As observed from the diagram noted herein, it could be realized that the system operates fully with the cooperation of all the actors involved. Notably, it is because of this that the sales reports coming from the retailers and the exchange of value between retailers and manufacturers should be included in the decisive reports for the presentation of the entire system’s development in connection with business collaboration options (Halldorsson, et al, 2007, 285). With sales being included in the system, it is possible that the other budget schedules would be fully controlled and managed accordingly. Being able to see how much profit could be expected from a particular system of operation is important in assuring the business of good returns.

In the diagrams presented herein shows the different factors that should be included in the supply management system on the part of the manufacturers.
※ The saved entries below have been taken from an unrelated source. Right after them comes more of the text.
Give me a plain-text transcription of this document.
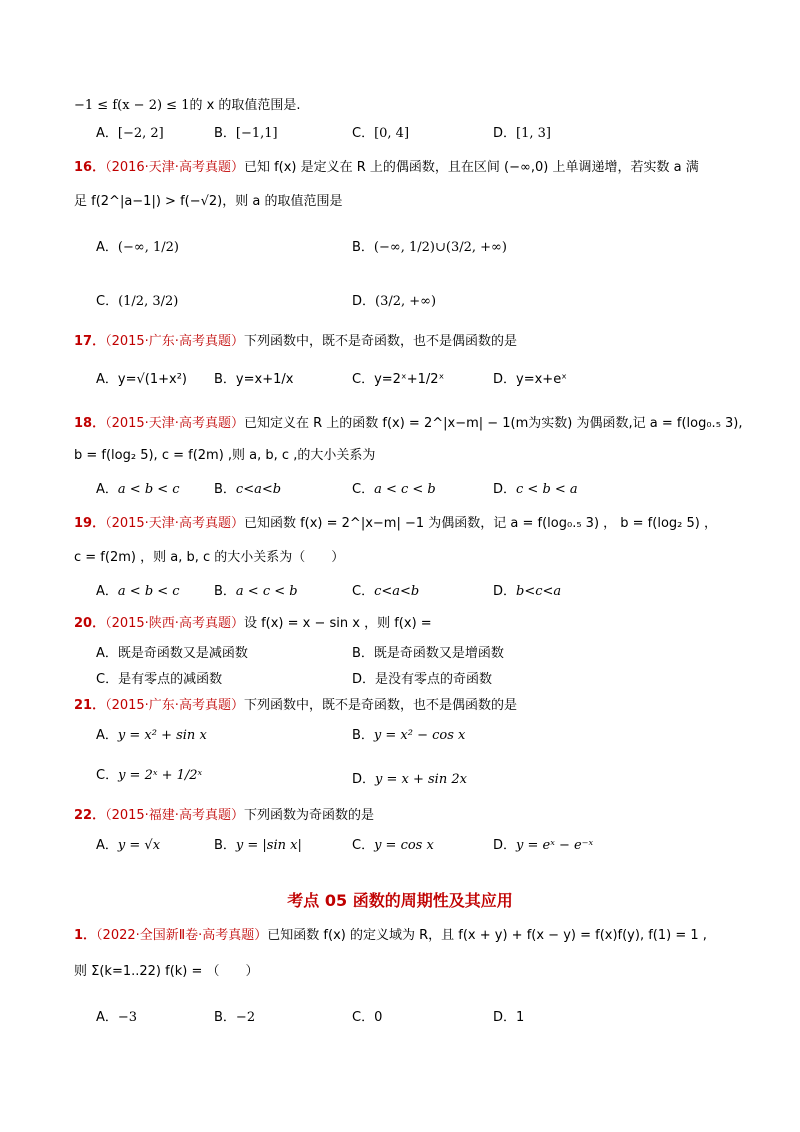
−1 ≤ f(x − 2) ≤ 1的 x 的取值范围是.
A．[−2, 2]	B．[−1,1]	C．[0, 4]	D．[1, 3]
16．（2016·天津·高考真题）已知 f(x) 是定义在 R 上的偶函数，且在区间 (−∞,0) 上单调递增，若实数 a 满
足 f(2^|a−1|) > f(−√2)，则 a 的取值范围是
A．(−∞, 1/2)	B．(−∞, 1/2)∪(3/2, +∞)
C．(1/2, 3/2)	D．(3/2, +∞)
17．（2015·广东·高考真题）下列函数中，既不是奇函数，也不是偶函数的是
A．y=√(1+x²) B．y=x+1/x	C．y=2ˣ+1/2ˣ	D．y=x+eˣ
18．（2015·天津·高考真题）已知定义在 R 上的函数 f(x) = 2^|x−m| − 1(m为实数) 为偶函数,记 a = f(log₀.₅ 3),
b = f(log₂ 5), c = f(2m) ,则 a, b, c ,的大小关系为
A．a < b < c	B．c<a<b	C．a < c < b	D．c < b < a
19．（2015·天津·高考真题）已知函数 f(x) = 2^|x−m| −1 为偶函数，记 a = f(log₀.₅ 3) ， b = f(log₂ 5) ，
c = f(2m) ，则 a, b, c 的大小关系为（　　）
A．a < b < c	B．a < c < b	C．c<a<b	D．b<c<a
20．（2015·陕西·高考真题）设 f(x) = x − sin x ，则 f(x) =
A．既是奇函数又是减函数	B．既是奇函数又是增函数
C．是有零点的减函数	D．是没有零点的奇函数
21．（2015·广东·高考真题）下列函数中，既不是奇函数，也不是偶函数的是
A．y = x² + sin x	B．y = x² − cos x
C．y = 2ˣ + 1/2ˣ	D．y = x + sin 2x
22．（2015·福建·高考真题）下列函数为奇函数的是
A．y = √x	B．y = |sin x|	C．y = cos x	D．y = eˣ − e⁻ˣ
考点 05 函数的周期性及其应用
1．（2022·全国新Ⅱ卷·高考真题）已知函数 f(x) 的定义域为 R，且 f(x + y) + f(x − y) = f(x)f(y), f(1) = 1 ,
则 Σ(k=1..22) f(k) = （　　）
A．−3	B．−2	C．0	D．1
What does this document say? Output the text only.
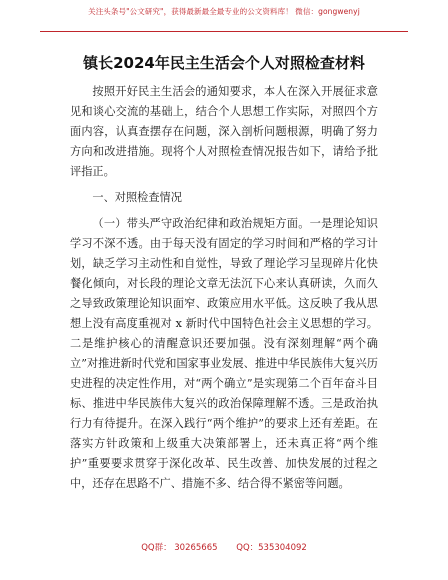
关注头条号"公文研究"，获得最新最全最专业的公文资料库！ 微信：gongwenyj
镇长2024年民主生活会个人对照检查材料

按照开好民主生活会的通知要求，本人在深入开展征求意见和谈心交流的基础上，结合个人思想工作实际，对照四个方面内容，认真查摆存在问题，深入剖析问题根源，明确了努力方向和改进措施。现将个人对照检查情况报告如下，请给予批评指正。

一、对照检查情况

（一）带头严守政治纪律和政治规矩方面。一是理论知识学习不深不透。由于每天没有固定的学习时间和严格的学习计划，缺乏学习主动性和自觉性，导致了理论学习呈现碎片化快餐化倾向，对长段的理论文章无法沉下心来认真研读，久而久之导致政策理论知识面窄、政策应用水平低。这反映了我从思想上没有高度重视对 x 新时代中国特色社会主义思想的学习。二是维护核心的清醒意识还要加强。没有深刻理解“两个确立”对推进新时代党和国家事业发展、推进中华民族伟大复兴历史进程的决定性作用，对“两个确立”是实现第二个百年奋斗目标、推进中华民族伟大复兴的政治保障理解不透。三是政治执行力有待提升。在深入践行“两个维护”的要求上还有差距。在落实方针政策和上级重大决策部署上，还未真正将“两个维护”重要要求贯穿于深化改革、民生改善、加快发展的过程之中，还存在思路不广、措施不多、结合得不紧密等问题。

QQ群： 30265665 QQ：535304092
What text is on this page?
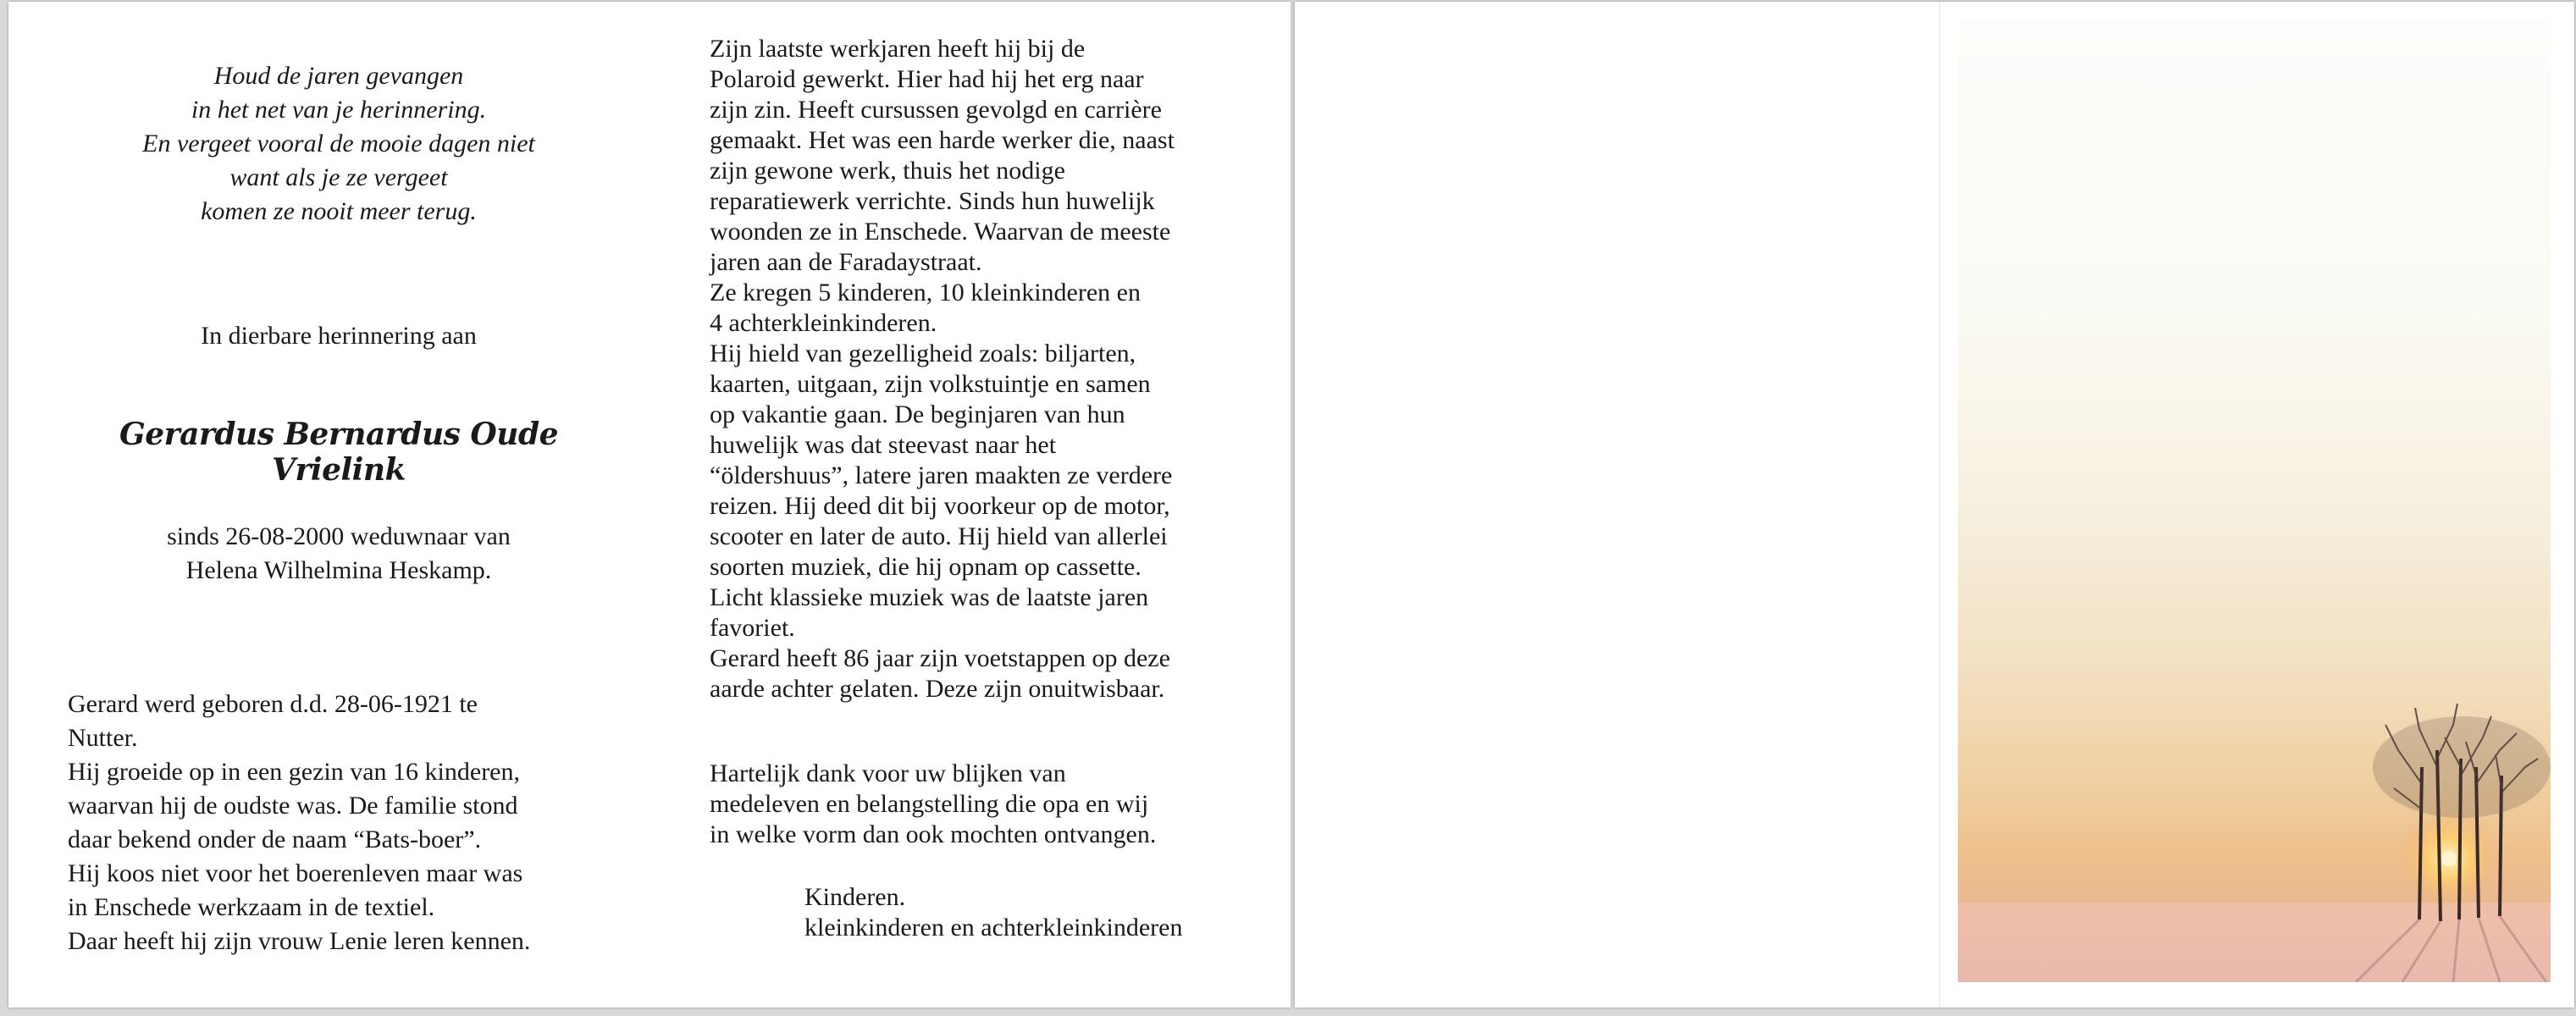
Houd de jaren gevangen
in het net van je herinnering.
En vergeet vooral de mooie dagen niet
want als je ze vergeet
komen ze nooit meer terug.
In dierbare herinnering aan
Gerardus Bernardus Oude Vrielink
sinds 26-08-2000 weduwnaar van
Helena Wilhelmina Heskamp.
Gerard werd geboren d.d. 28-06-1921 te
Nutter.
Hij groeide op in een gezin van 16 kinderen,
waarvan hij de oudste was. De familie stond
daar bekend onder de naam “Bats-boer”.
Hij koos niet voor het boerenleven maar was
in Enschede werkzaam in de textiel.
Daar heeft hij zijn vrouw Lenie leren kennen.
Zijn laatste werkjaren heeft hij bij de
Polaroid gewerkt. Hier had hij het erg naar
zijn zin. Heeft cursussen gevolgd en carrière
gemaakt. Het was een harde werker die, naast
zijn gewone werk, thuis het nodige
reparatiewerk verrichte. Sinds hun huwelijk
woonden ze in Enschede. Waarvan de meeste
jaren aan de Faradaystraat.
Ze kregen 5 kinderen, 10 kleinkinderen en
4 achterkleinkinderen.
Hij hield van gezelligheid zoals: biljarten,
kaarten, uitgaan, zijn volkstuintje en samen
op vakantie gaan. De beginjaren van hun
huwelijk was dat steevast naar het
“öldershuus”, latere jaren maakten ze verdere
reizen. Hij deed dit bij voorkeur op de motor,
scooter en later de auto. Hij hield van allerlei
soorten muziek, die hij opnam op cassette.
Licht klassieke muziek was de laatste jaren
favoriet.
Gerard heeft 86 jaar zijn voetstappen op deze
aarde achter gelaten. Deze zijn onuitwisbaar.
Hartelijk dank voor uw blijken van
medeleven en belangstelling die opa en wij
in welke vorm dan ook mochten ontvangen.
Kinderen.
kleinkinderen en achterkleinkinderen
Observably, it could be understood that the supply management operation shown herein have a great impact on how modern operations of values exchange specifically involve the condition of seeking an understanding on how the different business operations involved should be added into the system. Relatively though, this presentation does not involve sales inclusion in it. Nevertheless, its impact could provide a stronger foundation for the completion of all the other operations’ completion. Asset management, logistics, procurement and procurement all need budget schedules. It is because of this that the supply management should include sales report. Notably, the capacity to sell and earn profit from the production shall also provide a greater sense of dictation on how the entire system of supply management could be handled accordingly. The money that comes in from all the operations shall determine where adjustments are likely needed.

          4. Conclusion

As seen from the different presentations shown in this research, sales reports recorded along with the entire system of supply chain management approach, shall provide a more considerable development of operations based on the profit that is practically incurred by the business in the market. Relatively, the sales reports are needed to have a great impact on how the decisions are made between entities and organizations that are involved in the system. The monetary factor that creates the overall value of the operation of the different entities involved in the collaborative connection of businesses have a specific control on how suppliers, manufacturers and retailers are able to meet with the needs of their consumers in the market. The correlative connection of the said aspects of market-definition in connection with supply management shall actually make a distinctive indication on the business that needs to be completed between all the actors involved in the agreement. Considering all the factors of business supply and manufacturing involved shall provide the system a good foundation, however, when it comes to the involvement of sales in the reports included in the management system, it serves as the strength that binds all the other factors together.

        5. References

Cooper, M.C., Lambert, D.M., & Pagh, J. (1997) Supply Chain Management: More Than a New Name for Logistics. The International Journal of Logistics Management Vol 8, Iss 1, pp 1–14

Halldorsson, A., Kotzab, H., Mikkola, J. H., Skjoett-Larsen, T. (2007). Complementary theories to supply chain management. Supply Chain Management: An International Journal, Volume 12 Issue 4, 284-296.

Movahedi B., Lavassani K., Kumar V. (2009) Transition to B2B e-Marketplace Enabled Supply Chain: Readiness Assessment and Success Factors, The International Journal of Technology, Knowledge and Society, Volume 5, Issue 3, pp. 75–88.